Former Paterson Police Chief Bert Ribeiro was sworn in during Seabrooks’ stand-off with police. Platkin said Ribeiro graciously stepped down, and will be replaced on an interim basis by Fred Fife, a major with the state police. Abbassi will take over in May once he officially retires from the NYPD.

“Let me also be clear to all of the great residents of this great city. We will get there and we will not leave until we do,” Platkin said.

“When someone is having a mental health crisis and he’s calling out for people for help, allow those people to come in,” said Nicki Carter, Seabrooks’ cousin.

The attorney general said he will revise the statewide use of force policy to include protocols for people who are barricaded, as well as bring what’s called the “Arrive Together” program to Paterson.
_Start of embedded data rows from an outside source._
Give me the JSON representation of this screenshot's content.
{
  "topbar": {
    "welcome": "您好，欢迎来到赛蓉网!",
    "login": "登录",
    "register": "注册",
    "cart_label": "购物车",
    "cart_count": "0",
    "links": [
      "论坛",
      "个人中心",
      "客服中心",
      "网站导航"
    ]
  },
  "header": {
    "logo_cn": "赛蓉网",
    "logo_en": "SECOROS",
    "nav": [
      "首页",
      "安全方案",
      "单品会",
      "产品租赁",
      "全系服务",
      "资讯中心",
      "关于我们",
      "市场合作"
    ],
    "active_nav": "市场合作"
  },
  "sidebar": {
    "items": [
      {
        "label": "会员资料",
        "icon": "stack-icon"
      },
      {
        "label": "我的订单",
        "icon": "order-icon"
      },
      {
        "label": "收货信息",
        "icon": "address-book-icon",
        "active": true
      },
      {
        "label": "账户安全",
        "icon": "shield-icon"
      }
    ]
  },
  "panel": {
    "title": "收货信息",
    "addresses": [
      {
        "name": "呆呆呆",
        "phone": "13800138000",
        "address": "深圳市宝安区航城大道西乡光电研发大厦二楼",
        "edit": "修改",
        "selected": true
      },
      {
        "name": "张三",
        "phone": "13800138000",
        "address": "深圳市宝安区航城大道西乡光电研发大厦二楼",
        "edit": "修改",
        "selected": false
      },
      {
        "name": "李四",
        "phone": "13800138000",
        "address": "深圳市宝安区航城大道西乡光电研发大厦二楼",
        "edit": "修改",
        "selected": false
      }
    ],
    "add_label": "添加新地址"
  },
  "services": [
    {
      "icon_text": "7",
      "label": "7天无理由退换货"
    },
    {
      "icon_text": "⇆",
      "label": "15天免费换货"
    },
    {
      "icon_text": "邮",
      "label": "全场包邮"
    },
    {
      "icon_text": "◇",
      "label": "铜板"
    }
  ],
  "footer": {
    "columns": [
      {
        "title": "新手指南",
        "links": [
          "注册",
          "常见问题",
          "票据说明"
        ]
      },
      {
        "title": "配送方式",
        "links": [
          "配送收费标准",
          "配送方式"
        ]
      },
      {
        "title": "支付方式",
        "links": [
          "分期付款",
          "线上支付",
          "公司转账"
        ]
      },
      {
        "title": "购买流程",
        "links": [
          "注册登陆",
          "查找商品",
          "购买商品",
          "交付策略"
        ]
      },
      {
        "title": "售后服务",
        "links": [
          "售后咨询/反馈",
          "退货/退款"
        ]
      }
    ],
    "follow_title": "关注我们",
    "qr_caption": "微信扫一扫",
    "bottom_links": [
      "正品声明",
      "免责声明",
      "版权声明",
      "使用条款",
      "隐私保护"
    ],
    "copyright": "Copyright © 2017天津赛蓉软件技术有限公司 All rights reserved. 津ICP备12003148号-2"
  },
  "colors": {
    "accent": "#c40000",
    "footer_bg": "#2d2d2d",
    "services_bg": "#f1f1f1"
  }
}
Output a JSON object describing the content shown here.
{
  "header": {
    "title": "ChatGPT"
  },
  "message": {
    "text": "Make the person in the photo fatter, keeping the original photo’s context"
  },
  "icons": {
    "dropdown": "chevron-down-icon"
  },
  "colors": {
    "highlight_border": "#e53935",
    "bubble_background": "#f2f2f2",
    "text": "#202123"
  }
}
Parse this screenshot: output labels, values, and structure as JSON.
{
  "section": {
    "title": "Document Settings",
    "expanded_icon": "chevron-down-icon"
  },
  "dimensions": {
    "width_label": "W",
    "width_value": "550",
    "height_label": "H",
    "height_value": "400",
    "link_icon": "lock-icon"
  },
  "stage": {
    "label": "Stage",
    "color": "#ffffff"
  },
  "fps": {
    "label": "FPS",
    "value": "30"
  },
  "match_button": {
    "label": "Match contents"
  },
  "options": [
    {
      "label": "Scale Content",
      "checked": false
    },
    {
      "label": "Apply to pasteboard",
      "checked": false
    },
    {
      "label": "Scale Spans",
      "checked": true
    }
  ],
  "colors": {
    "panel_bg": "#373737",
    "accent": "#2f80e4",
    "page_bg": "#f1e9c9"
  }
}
That initiative pairs mental health professionals with plainclothes officers to respond to certain mental health calls.

“These are very positive and needed steps for the community in Paterson,” Gov. Phil Murphy said.

Advocates cautiously call the move an encouraging first step.

“This acknowledgement is great, but what does it mean for accountability for the officers on scene?” said William Simpson of the New Jersey Violence Intervention and Prevention Coalition.

“The culture here in the Paterson Police Department has existed for so long, it’s gonna take a while for us to be able to root it out,” said Zellie Thomas of Black Lives Matter Paterson.

In a statement, Mayor Andre Sayegh vowed, “We will do everything we can to continue to improve our police department.”

“What we’re gonna press the attorney general to do is not to invest more in training and other resources for cops to be more militarized, but to reimagine public safety,” Thomas said.

As for the Seabrooks investigation, itself, it could take up to six months. The case still has to be presented to a grand jury.